For the number and sizing of these components, see Resource Sizing.

Architectures

Tenable Identity Exposure's on-premises solution uses a software package hosted in a dedicated Windows Server environment that you provide and manage, based on the following architectures:

The centralized architecture hosts all Tenable Identity Exposure components in the same network zone.

  • The main components (Secure Relay, Directory Listeners, Security Engine Nodes, and Storage Managers) work side by side and can communicate with each other without any network filtering.

  • To ensure proper network security, Tenable recommends that you secure this architecture with a firewall at the entrance to the zone. The following illustration shows the ingoing and outgoing network flows as described in the Network Flow Matrix.

Advantages — This architecture offers the best balance between manageability and security:

  • Each Tenable Identity Exposure service is at the same logical place behind a unique firewall.

  • Each service flow (Active Directory, end-users, alerts, etc.) goes through the same network equipment.

  • This architecture links new Active Directory domains easily because it does not need service or extra configuration on the targeted domains.

Disadvantages — The centralized architecture can consume bandwidth because it must transfer each Active Directory flow from the monitored domain controllers to the Tenable Identity Exposure network zone.

Tip: Tenable recommends using the centralized architecture because it offers better flexibility and easier deployment.

The distributed architecture places Directory Listeners in the same network zone as the domain controllers, and hosts the Security Engine Node and the Storage Manager in another network zone, as shown in the following illustration:

Advantages

  • Bandwidth reduction: Active Directory flows can be significant when monitoring large directories. By filtering relevant security changes and compressing the objects, the Directory Listeners reduce the bandwidth that the platform uses.

  • Better network filtering:

    • An Active Directory infrastructure requires the use of numerous TCP and UDP ports which can be targets during a cyberattack. Following the principle of least privilege, Tenable recommends that you expose only these network ports when it is strictly necessary.

    • By placing Directory Listeners in the same network zone as the domain controllers, Tenable Identity Exposure does not need to expose Active Directory ports to another network zone.

  • Isolated infrastructure: Specific contexts sometimes require a complete isolation of the Active Directory infrastructure from the rest of the information system. Using the distributed architecture, Tenable Identity Exposure’s platform only requires one inbound and one outbound network flow, which preserves the security of the isolated infrastructure.

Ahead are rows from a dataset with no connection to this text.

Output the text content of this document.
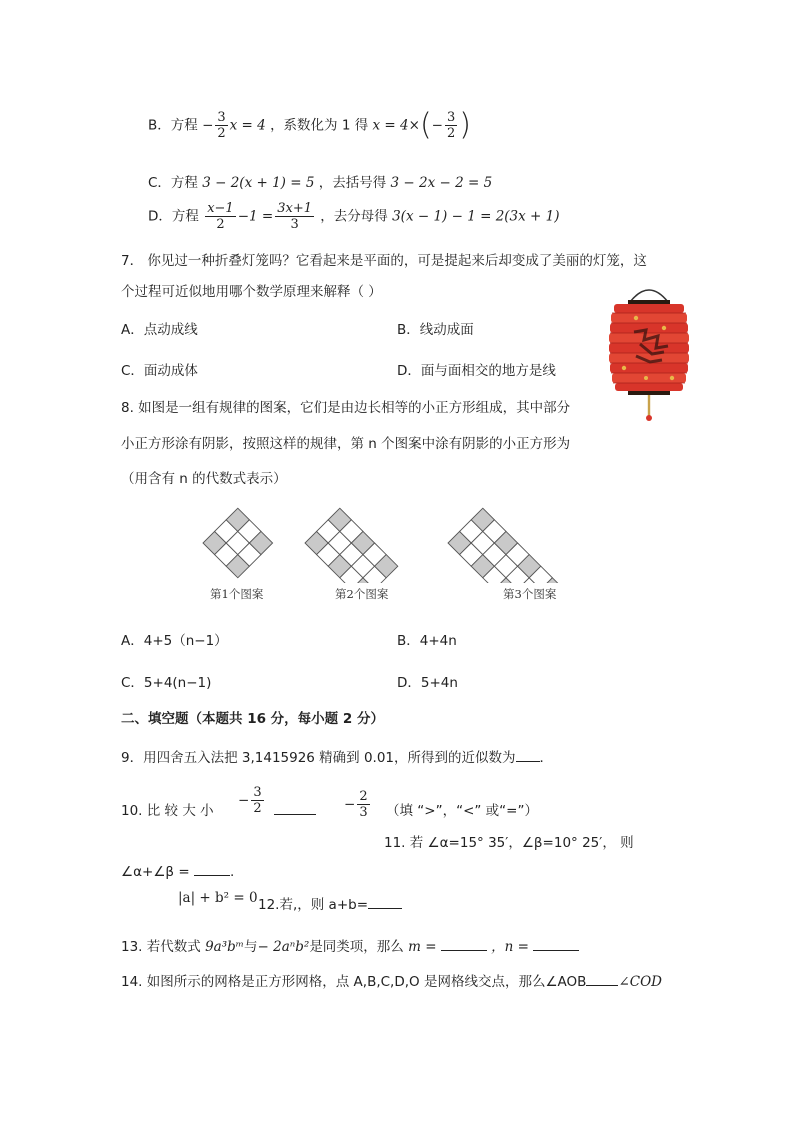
B．方程 − $\frac{3}{2}$ x = 4 ，系数化为 1 得 $x = 4\times(- \frac{3}{2}$ )
C．方程 3 − 2(x + 1) = 5 ，去括号得 3 − 2x − 2 = 5
D．方程 $\frac{x-1}{2} -1 = \frac{3x+1}{3}$ ，去分母得 3(x − 1) − 1 = 2(3x + 1)
7． 你见过一种折叠灯笼吗？它看起来是平面的，可是提起来后却变成了美丽的灯笼，这
个过程可近似地用哪个数学原理来解释（ ）
A．点动成线	B．线动成面
C．面动成体	D．面与面相交的地方是线
8. 如图是一组有规律的图案，它们是由边长相等的小正方形组成，其中部分
小正方形涂有阴影，按照这样的规律，第 n 个图案中涂有阴影的小正方形为
（用含有 n 的代数式表示）
第1个图案	第2个图案	第3个图案
A．4+5（n−1）	B．4+4n
C．5+4(n−1)	D．5+4n
二、填空题（本题共 16 分，每小题 2 分）
9．用四舍五入法把 3,1415926 精确到 0.01，所得到的近似数为 ．
10. 比 较 大 小
− $\frac{3}{2}$	− $\frac{2}{3}$ （填 “>”，“<” 或“=”）
11. 若 ∠α=15° 35′，∠β=10° 25′， 则
∠α+∠β =	.
|a| + b² = 0 12.若,，则 a+b=
13. 若代数式 9a³bᵐ与− 2aⁿb²是同类项，那么 m =	，n =
14. 如图所示的网格是正方形网格，点 A,B,C,D,O 是网格线交点，那么∠AOB ∠COD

  • Network security: Tenable Identity Exposure’s Directory Listeners use a specific host-based firewall. Tenable also recommends that you use a specific firewall at the entrance of the zone hosting the Security Engine Nodes and Storage Managers. For more information on inbound and outbound network flows, see Network Flow Matrix.

Disadvantages — Tenable only recommends this architecture for highly sensitive environments that require high-level network isolation.

  • The distributed architecture is more complex to deploy and to maintain because it requires multiple network configurations in different network locations.

  • This architecture is also less flexible since it requires the deployment of new Directory Listeners each time the customer wants to add a new domain to monitor.